Fitness analysis of 550,000 double and 260,000 triple mutant strains revealed that the non-essential paralogs fall into two basic classes—those that continue to play overlapping roles, and those that have largely diverged in their functions.

A closer look at the genes’ DNA code revealed that the ability of non-essential paralogs to diversify their roles is determined by the molecular structure of the proteins they encode. The authors coined the term “functional and structural entanglement” to describe how much a gene’s cellular function is constrained by the intrinsic physical forces acting on its protein product.

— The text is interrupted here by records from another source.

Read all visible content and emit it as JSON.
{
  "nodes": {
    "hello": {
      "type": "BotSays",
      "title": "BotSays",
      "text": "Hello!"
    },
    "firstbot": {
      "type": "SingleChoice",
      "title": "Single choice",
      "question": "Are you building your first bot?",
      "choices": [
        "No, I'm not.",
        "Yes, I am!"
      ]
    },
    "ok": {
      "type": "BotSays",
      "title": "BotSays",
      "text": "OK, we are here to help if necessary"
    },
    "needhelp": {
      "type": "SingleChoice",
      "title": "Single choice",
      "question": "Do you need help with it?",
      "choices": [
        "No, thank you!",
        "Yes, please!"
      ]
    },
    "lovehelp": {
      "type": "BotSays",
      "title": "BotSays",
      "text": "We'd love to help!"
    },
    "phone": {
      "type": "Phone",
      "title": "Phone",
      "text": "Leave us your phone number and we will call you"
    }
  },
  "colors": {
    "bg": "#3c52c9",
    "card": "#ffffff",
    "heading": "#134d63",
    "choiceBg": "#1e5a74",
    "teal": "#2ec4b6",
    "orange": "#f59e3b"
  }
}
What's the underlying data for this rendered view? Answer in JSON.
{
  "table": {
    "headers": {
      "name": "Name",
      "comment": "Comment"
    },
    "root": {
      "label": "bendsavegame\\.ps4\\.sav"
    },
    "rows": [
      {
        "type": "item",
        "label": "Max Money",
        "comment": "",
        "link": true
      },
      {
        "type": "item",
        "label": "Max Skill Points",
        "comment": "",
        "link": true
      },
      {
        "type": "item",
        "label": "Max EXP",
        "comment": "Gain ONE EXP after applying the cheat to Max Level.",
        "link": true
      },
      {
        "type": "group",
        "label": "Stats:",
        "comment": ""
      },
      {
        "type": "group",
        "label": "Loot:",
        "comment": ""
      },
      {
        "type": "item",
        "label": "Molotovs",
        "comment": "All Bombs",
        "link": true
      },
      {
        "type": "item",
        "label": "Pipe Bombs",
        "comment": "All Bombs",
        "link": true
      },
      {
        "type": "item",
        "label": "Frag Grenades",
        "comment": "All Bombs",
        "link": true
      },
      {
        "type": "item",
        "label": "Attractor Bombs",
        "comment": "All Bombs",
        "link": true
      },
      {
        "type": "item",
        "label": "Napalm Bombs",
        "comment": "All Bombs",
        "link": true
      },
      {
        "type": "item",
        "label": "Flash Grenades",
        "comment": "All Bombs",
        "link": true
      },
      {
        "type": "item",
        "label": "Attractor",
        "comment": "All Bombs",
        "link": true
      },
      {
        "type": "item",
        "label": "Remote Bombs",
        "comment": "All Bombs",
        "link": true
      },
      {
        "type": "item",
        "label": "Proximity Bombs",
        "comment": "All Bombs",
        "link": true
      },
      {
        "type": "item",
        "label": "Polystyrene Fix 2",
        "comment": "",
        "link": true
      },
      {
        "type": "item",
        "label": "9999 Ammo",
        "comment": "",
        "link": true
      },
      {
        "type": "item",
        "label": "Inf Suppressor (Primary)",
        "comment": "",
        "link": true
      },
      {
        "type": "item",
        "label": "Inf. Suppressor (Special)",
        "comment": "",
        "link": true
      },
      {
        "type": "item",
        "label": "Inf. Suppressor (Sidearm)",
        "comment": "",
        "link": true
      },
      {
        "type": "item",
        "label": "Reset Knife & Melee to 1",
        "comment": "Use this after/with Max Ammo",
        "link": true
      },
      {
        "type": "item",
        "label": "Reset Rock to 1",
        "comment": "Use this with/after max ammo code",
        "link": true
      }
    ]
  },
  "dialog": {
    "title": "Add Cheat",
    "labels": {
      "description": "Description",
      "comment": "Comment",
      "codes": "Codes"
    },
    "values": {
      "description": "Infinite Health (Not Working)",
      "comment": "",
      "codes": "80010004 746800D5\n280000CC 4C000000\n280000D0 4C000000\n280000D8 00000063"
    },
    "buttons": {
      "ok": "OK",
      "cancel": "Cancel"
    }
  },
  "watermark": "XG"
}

Membrane proteins, such as ion channels and receptors, are an example of this. These proteins typically contain multiple hydrophobic, or water-repelling, segments, which allow them to mix with hydrophobic lipid molecules that make up the cell membrane. Mutations to the underlying genes are likely to alter the proteins’ hydrophobic nature, impairing their ability to be inserted into the membrane and rendering them nonfunctional as a result.

“Somehow these paralogs retain this functional overlap because they can’t get rid of their basic structure or they lose everything,” says Boone.

“Our study is an extensive experimental analysis of the functional redundancy associated with retained paralogs. We can see different features associated with the genes in the two groups that suggest that functional and structural entanglement model is valid,” he says.

Computational modelling performed by the study's other co-lead author, Benjamin VanderSluis, a former postdoctoral fellow with Myers, aligned with experimental findings.

The greater the structural entanglement, the modelling showed, the greater the chance that a random mutation will harm protein function. Consequently, one paralog will be under strong evolutionary pressure to remain intact, while the other will become nonfunctional over time.

At the other end of the spectrum, paralogs that are least structurally entangled have more freedom to evolve new roles and divide up the ancestral functions between them. At the middle level of entanglement, paralogs retain overlapping functions and coexist in a steady state.

The functional and structural entanglement model predicts that some paralog pairs will be maintained indefinitely with overlapping roles. It challenges the widely accepted view that all paralog pairs will eventually revert to a single gene state.

“We show that functional redundancy between paralogs is evolutionarily stable and can exist at steady state”, says Kuzmin.

The research was mainly supported by grants from the Canadian Institutes for Health Research and the National Institutes of Health in the U.S.